OK, so the party was super fun and the crowd was totally feeling some T.I. "What You Know?" The Beatrice Inn is typically a celeb-heavy environment — apparently, it's Mary-Kate Olsen's jam — but last night, it was a little more intimate than that, and was mainly comprised of friends of the MOB crew. There were a few celebs on hand, however, like these two super skinny models whose names I don't know (and didn't feel like looking up), the dude from Blonde Redhead, and Steve Aoki, if you think he counts. But at least one girl thinks he counts.

I left the party to make my way to another party across town, and looked around for Nikola; I found him outside talking to a girl who was crying pretty hard. Nikola turned to me and said, "She's in love with Steve Aoki." Initially I was like, "Christ, did he not call her back after he fucked her or something?" But then she explained to us that she never even met him before. She came into the city from (I believe) Long Island, is "in love" with Steve, and heard he was gonna be at the party. (Nikola spotted him inside, but I must've missed him.) She was devastated that the doorman wouldn't let her in. Either she left her ID at home, or she wasn't 21 yet...something like that, I don't know. Anyway, she was acting like her life was over.

I was like, "Girl, I thought you were crying 'cause you were pregnant with his baby or something. He is nothing to cry over, trust."

She looked at me in awe, with tears streaming down her face and was like, "You know him. Like in real life?"

"Yeah, so don't cry about it. For real." Then I hailed a cab for myself and Nikola. We had this running thing all night about trying to gross each other out with stories. Hearing about Steve reminded me of probably one of the grossest stories ever, which I of course had to tell Nikola, and don't mind sharing with you right now.

One time I fucked this guy and the condom got stuck up inside me and I didn't know. Then the next night I fucked this other guy, still unaware of that lost condom already there. Two days later, I felt a strange sensation as if there was chewing gum between my legs, and finally the condom tumbled out of me in the bathroom of my old job. I was freaked out but got over it. Anyway, onto Steve.

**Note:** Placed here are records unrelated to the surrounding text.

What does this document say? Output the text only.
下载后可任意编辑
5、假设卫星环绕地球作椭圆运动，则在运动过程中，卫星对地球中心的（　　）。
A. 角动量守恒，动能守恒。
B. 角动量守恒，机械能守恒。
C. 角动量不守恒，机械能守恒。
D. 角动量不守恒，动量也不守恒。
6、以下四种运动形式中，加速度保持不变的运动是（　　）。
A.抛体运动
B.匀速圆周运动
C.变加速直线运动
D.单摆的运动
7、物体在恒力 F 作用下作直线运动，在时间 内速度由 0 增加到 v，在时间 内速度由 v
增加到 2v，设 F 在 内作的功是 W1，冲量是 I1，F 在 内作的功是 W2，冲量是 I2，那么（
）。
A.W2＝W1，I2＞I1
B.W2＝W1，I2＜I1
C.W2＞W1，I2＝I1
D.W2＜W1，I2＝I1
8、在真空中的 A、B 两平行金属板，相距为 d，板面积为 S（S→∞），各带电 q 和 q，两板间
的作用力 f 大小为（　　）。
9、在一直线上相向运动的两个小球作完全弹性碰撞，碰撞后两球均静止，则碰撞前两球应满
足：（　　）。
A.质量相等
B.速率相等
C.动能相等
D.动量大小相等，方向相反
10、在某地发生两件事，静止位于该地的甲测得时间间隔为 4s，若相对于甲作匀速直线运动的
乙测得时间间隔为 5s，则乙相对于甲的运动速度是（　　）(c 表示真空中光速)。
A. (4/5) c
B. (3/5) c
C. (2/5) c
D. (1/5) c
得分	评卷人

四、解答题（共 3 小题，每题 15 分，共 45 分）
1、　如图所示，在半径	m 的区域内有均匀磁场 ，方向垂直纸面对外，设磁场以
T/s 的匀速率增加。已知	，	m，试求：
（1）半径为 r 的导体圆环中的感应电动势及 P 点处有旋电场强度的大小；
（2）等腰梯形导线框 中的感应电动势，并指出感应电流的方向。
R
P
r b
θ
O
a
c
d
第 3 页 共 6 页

We'd banged like a month or two before and he was back in town (like over three years ago), so he stayed over. We had some sex in the pitch-black dark in my bedroom and I squirted a bit, so I knew my sheets would be a little messy. The next morning when we woke up, it looked like a murder scene. I didn't have my period, but there was brownish blood that came out from whatever trauma was caused by that lost condom. Steve was totally freaked out and uncomfortable and said that he had to scrub really hard to clean up all the dried blood caked on his cuticles and under his nails. I was like, "Whatever."

The best though was that there was a perfect bloody imprint of his hand on my ass cheek, as well as my bedroom wall. The one on my bedroom wall stayed there for kind of a long time because I'm way lazy.